Une autre singularité de la part d’Holmès : Wagner excita chez elle le plus vif enthousiasme, et d’emblée elle se déclara Wagnérienne passionnée. Il est curieux de constater cette faculté, cette spontanéité, pour admirer un novateur — combien discuté ou nié à l’époque ! — de la part d’une femme dont l’œuvre nous paraît si routinière. Le plus extraordinaire, c’est qu’Holmès subissait l’ascendant de Wagner sans bien se rendre compte de l’exacte valeur de ce qu’elle admirait, ni de la véritable cause de l’admiration ressentie. Elle attribuait ce qui provenait d’une source géniale et de la science la plus transcendante, à des procédés facilement assimilables, et s’imaginait marcher dans les pas de l’auteur de la Tétralogie en écrivant, à son exemple, les poèmes de sa musique et en cultivant le « Leit-Motiv » ).

Malheureusement, ces moyens, loin de hausser l’ambitieuse imitatrice jusqu’à son trop colossal modèle, semblent plutôt l’avoir desservie, en détournant une application, dont des parties fondamentales eussent pu bénéficier, au profil d’un système, intéressant, déplaisant ou insignifiant, selon le talent ou la médiocrité de qui l’emploie ; là encore se distingue le défaut de jugement d’Augusta Holmès pour classer chaque chose selon son importance.
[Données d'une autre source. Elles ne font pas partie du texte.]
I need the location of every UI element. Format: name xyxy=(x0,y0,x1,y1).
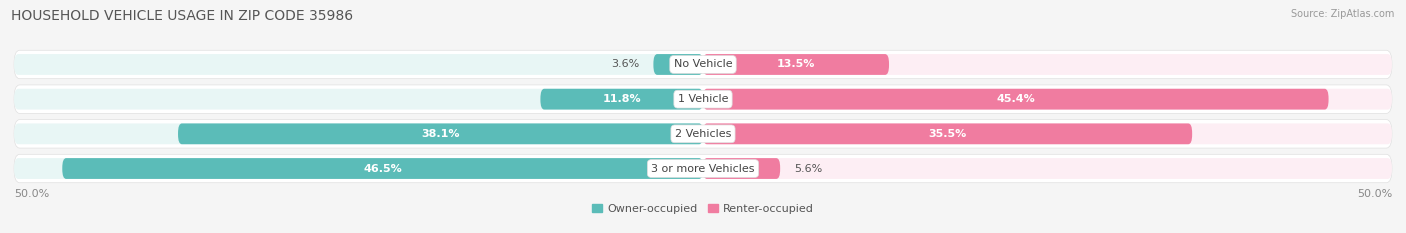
FancyBboxPatch shape xyxy=(14,89,703,110)
Text: 50.0%: 50.0% xyxy=(1357,189,1392,199)
Text: 2 Vehicles: 2 Vehicles xyxy=(675,129,731,139)
Text: 38.1%: 38.1% xyxy=(422,129,460,139)
Text: 46.5%: 46.5% xyxy=(363,164,402,174)
FancyBboxPatch shape xyxy=(14,154,1392,183)
FancyBboxPatch shape xyxy=(14,50,1392,79)
FancyBboxPatch shape xyxy=(179,123,703,144)
FancyBboxPatch shape xyxy=(540,89,703,110)
FancyBboxPatch shape xyxy=(62,158,703,179)
FancyBboxPatch shape xyxy=(14,54,703,75)
FancyBboxPatch shape xyxy=(14,158,703,179)
FancyBboxPatch shape xyxy=(703,158,780,179)
FancyBboxPatch shape xyxy=(703,123,1392,144)
FancyBboxPatch shape xyxy=(703,158,1392,179)
Text: 35.5%: 35.5% xyxy=(928,129,967,139)
Legend: Owner-occupied, Renter-occupied: Owner-occupied, Renter-occupied xyxy=(588,199,818,218)
FancyBboxPatch shape xyxy=(703,54,1392,75)
Text: 5.6%: 5.6% xyxy=(794,164,823,174)
FancyBboxPatch shape xyxy=(703,123,1192,144)
FancyBboxPatch shape xyxy=(14,123,703,144)
Text: 45.4%: 45.4% xyxy=(997,94,1035,104)
Text: 3 or more Vehicles: 3 or more Vehicles xyxy=(651,164,755,174)
FancyBboxPatch shape xyxy=(703,89,1329,110)
Text: 3.6%: 3.6% xyxy=(612,59,640,69)
FancyBboxPatch shape xyxy=(703,89,1392,110)
Text: 1 Vehicle: 1 Vehicle xyxy=(678,94,728,104)
Text: HOUSEHOLD VEHICLE USAGE IN ZIP CODE 35986: HOUSEHOLD VEHICLE USAGE IN ZIP CODE 3598… xyxy=(11,9,353,23)
FancyBboxPatch shape xyxy=(14,85,1392,113)
FancyBboxPatch shape xyxy=(14,120,1392,148)
Text: 50.0%: 50.0% xyxy=(14,189,49,199)
Text: Source: ZipAtlas.com: Source: ZipAtlas.com xyxy=(1291,9,1395,19)
FancyBboxPatch shape xyxy=(654,54,703,75)
Text: No Vehicle: No Vehicle xyxy=(673,59,733,69)
Text: 13.5%: 13.5% xyxy=(778,59,815,69)
FancyBboxPatch shape xyxy=(703,54,889,75)
Text: 11.8%: 11.8% xyxy=(602,94,641,104)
Le sens critique de soi-même, l’esprit méthodique, la discipline mentale, la volonté patiente, sont qualités antiféminines, s’y assujettissent moins que tout autres les femmes favorisées par des dispositions artistiques supérieures, éblouies qu’elles sont par les splendeurs de leur but et étourdies par l’orgueil de s’y sentir entraînées[1].
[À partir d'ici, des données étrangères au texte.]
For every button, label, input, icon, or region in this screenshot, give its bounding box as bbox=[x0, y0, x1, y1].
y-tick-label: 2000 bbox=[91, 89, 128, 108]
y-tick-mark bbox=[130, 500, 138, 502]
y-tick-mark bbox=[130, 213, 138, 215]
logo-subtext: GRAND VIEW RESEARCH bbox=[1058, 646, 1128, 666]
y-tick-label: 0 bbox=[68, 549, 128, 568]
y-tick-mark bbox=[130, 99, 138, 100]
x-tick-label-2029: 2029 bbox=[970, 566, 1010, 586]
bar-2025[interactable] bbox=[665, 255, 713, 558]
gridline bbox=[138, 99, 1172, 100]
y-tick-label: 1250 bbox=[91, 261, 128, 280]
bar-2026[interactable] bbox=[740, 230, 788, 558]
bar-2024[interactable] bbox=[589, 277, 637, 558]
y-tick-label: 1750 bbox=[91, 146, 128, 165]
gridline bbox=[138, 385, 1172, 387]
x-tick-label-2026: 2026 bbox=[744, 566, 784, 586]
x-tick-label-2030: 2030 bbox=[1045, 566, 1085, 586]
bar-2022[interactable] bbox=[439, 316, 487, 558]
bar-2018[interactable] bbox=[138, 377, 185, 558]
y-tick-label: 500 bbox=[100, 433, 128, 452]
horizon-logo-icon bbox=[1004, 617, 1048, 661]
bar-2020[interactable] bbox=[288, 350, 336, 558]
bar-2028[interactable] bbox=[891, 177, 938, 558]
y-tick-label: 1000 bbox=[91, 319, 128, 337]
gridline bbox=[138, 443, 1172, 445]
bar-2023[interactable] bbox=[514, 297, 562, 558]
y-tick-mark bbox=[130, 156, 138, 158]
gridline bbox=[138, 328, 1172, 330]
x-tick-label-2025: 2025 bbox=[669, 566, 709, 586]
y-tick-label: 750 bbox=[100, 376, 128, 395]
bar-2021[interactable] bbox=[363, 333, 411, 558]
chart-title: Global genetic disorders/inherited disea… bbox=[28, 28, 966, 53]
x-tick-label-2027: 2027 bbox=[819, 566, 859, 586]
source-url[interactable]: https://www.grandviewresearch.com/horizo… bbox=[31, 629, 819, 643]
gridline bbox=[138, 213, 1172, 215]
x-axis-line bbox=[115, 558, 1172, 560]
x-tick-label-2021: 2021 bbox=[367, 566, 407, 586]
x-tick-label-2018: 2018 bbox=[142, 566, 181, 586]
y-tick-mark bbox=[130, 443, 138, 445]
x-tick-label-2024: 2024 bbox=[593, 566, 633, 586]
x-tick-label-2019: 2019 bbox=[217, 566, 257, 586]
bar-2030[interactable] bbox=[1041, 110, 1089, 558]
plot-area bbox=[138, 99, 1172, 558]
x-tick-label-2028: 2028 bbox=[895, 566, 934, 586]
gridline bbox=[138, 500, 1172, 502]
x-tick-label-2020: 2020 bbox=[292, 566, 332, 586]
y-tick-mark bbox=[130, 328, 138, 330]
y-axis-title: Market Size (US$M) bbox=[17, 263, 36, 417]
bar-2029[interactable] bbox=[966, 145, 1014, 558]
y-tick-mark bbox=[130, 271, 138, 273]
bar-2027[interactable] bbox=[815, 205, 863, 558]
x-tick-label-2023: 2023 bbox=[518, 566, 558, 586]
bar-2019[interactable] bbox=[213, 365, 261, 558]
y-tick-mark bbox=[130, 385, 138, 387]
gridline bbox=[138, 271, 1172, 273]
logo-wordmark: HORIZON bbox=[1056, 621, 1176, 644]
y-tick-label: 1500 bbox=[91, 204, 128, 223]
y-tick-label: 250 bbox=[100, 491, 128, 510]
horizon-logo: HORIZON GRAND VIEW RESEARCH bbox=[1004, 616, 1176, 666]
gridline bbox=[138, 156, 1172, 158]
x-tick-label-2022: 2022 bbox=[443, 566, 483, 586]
Pourtant, en se laissant subjuguer par Wagner, que tant de soi-disant musiciens bafouaient, Augusta Holmès prouvait une intelligence et un sens très vif de la musique ; elle se trompa en voulant s’assimiler ce qui était inassimilable, surtout pour son imparfaite préparation à pareil aliment, mais son appréciation lui fait honneur.



  1. Un peintre célèbre, en parlant d’exposantes, déclarait dernièrement : « Les femmes ont souvent plus de talent que les hommes ; ce qui leur manque, c’est l’application, le travail, la patience. »
    Les musiciennes ne sont donc pas seules sujettes à certaines lacunes dans l’organisation, ni seules à en pâtir.